Outre l'aspect initiatique, la BD dénonce avec force l'hypocrisie et le sexisme. Elle plaide avec énergie pour l'égalité de traitement. Certains constats de Bianca sur les nudités masculine et féminine restent vrais aujourd'hui. Et le livre prouve qu'il est possible de livrer au public de belles histoires aux messages forts sans pour autant assommer de bons sentiments, sans donner l'impression au lecteur qu'on enfonce des portes ouvertes. le monologue de Bianca m'évoque, par son intensité, la plaidoirie de Figaro et la repartie de Dorine dans Tartuffe, avec une dérision toute moderne cependant.
La conclusion propose un dénouement inattendu, bien que réaliste au regard des enjeux. Je n'en dis pas plus pour ne point divulgâcher.

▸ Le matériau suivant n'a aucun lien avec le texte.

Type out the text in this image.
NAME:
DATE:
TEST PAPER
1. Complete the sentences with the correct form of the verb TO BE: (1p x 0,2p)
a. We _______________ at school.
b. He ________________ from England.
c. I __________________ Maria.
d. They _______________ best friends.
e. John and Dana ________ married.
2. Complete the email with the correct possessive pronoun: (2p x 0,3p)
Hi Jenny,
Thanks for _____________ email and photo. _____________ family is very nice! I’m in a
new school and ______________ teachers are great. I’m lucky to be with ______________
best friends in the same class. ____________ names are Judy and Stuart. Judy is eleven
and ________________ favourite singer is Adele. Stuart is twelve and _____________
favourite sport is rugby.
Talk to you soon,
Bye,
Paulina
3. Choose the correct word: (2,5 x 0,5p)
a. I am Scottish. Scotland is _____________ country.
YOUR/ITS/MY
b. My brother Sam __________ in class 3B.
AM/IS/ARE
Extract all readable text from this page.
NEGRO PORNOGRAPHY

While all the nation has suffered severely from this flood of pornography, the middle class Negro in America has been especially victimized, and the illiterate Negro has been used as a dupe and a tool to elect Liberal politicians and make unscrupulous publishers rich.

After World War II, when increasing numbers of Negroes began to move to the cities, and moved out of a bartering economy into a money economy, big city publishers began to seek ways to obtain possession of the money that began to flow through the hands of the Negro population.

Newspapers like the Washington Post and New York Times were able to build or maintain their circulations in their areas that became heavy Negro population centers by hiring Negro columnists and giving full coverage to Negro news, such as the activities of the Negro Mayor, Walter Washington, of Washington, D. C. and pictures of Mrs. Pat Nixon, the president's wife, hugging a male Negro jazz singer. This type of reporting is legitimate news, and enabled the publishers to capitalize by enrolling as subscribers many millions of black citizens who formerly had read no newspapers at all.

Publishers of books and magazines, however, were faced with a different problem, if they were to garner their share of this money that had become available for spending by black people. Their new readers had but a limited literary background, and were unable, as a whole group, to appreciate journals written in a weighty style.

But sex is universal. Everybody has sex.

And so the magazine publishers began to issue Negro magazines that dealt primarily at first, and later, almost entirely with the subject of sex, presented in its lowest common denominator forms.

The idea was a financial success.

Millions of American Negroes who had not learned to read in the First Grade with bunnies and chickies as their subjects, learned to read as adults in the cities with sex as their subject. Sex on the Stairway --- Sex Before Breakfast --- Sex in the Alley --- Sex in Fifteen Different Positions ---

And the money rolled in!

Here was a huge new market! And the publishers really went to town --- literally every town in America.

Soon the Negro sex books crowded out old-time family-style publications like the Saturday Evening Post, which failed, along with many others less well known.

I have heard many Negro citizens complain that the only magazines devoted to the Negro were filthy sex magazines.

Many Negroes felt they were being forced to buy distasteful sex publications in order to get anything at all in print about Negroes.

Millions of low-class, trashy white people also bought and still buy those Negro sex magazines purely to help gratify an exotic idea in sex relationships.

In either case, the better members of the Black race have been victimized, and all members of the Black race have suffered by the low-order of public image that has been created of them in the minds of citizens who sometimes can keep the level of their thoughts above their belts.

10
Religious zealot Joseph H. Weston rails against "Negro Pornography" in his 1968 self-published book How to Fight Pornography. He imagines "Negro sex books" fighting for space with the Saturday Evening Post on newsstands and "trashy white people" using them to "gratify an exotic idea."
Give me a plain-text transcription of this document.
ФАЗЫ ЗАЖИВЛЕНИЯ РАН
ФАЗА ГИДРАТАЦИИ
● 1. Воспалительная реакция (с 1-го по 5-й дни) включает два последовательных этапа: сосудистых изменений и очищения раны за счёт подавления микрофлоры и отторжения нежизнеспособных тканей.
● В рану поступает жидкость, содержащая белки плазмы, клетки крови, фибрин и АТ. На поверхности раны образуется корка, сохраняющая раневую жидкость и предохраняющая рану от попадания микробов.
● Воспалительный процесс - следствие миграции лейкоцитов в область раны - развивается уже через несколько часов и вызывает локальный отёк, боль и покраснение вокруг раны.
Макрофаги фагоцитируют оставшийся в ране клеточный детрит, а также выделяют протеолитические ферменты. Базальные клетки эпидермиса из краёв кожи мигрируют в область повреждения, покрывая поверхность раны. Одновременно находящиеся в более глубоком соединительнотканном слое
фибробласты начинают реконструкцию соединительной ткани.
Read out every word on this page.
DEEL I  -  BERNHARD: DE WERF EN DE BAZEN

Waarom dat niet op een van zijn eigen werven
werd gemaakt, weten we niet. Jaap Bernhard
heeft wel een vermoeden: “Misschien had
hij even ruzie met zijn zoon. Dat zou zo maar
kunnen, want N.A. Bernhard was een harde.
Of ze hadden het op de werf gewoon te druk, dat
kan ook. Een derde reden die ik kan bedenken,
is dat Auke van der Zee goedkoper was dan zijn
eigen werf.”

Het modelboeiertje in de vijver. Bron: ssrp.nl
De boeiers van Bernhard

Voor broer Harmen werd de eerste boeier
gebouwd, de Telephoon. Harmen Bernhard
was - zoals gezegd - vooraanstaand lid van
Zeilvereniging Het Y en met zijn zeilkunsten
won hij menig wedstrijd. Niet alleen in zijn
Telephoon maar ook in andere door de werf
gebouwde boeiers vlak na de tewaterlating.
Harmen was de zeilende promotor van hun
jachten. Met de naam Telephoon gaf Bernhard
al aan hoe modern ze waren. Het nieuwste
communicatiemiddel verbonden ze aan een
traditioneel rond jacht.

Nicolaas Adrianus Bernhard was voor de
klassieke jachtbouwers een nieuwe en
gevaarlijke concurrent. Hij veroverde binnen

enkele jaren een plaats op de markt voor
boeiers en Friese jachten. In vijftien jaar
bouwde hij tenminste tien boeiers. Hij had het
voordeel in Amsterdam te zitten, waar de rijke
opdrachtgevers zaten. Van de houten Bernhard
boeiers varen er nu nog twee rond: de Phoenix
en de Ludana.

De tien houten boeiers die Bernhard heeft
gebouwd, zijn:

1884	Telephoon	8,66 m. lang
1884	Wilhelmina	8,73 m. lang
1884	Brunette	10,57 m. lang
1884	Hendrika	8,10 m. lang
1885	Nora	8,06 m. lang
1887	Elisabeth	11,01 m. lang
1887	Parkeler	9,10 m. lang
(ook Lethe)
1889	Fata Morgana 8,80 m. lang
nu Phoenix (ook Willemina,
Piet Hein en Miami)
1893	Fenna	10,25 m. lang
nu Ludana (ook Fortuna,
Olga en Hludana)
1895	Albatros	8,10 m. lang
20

(Méchante Déidamie, échevelée, barbouillée de tomate) : -« Sainte Misandra, nourris mon implacable vindicte et lance les harpies sifflantes et vengeresses sur la tête des écrivains blancs, mâles et hétérosexuels, juste parce qu'on aime ça, faire du mal ! Gloire à la vile méchanceté gratuite ! Livre-moi ton message ! »
-Ah, le rituel se passe bien, à ce que je vois…
(Méchante Déidamie, très essouflée)-Ca y est… la réponse… j'ai quelque chose…
-Excellent ! Je savais que tu arriverais ! Alors, qu'as-tu de pas gentil et de négatif à dire ?
-Bianca… pourquoi en avoir fait une femme au physique parfait ? Blonde, fine, blanche ? On peut pas figurer la glorieuse héroïne d'un roman d'émancipation si on n'est pas canon ? C'EST SEXISTE !
-Ah. Oui, je vois ce que tu veux dire. Peut-être parce que sa beauté parfaite l'isole des autres personnages qui tous possèdent un défaut physique, qu'elle représente une figure lumineuse et exceptionnelle ? Peut-être parce qu'on ne peut qu'aimer un personnage aussi beau à l'intérieur qu'à l'extérieur ? Quoi qu'il en soit, je trouve le fond et la forme de cette BD tellement admirables que je ne peux guère prendre ton reproche au sérieux…
-Moi non plus, mais ‘fallait bien trouver quelque chose. ‘Tte façon, cette critique, elle est pourrie.
-En conclusion :
Peau d'homme présente un récit multiforme : roman d'initiation, roman satirique, d'émancipation, sans oublier toutefois un humour plaisant pour alléger le tout. »
Et maintenant que la critique est terminée, je voudrais ajouter un mot.
Merci beaucoup,
M. Hubert. Puissent vos proches trouver la paix après votre départ prématuré de ce monde.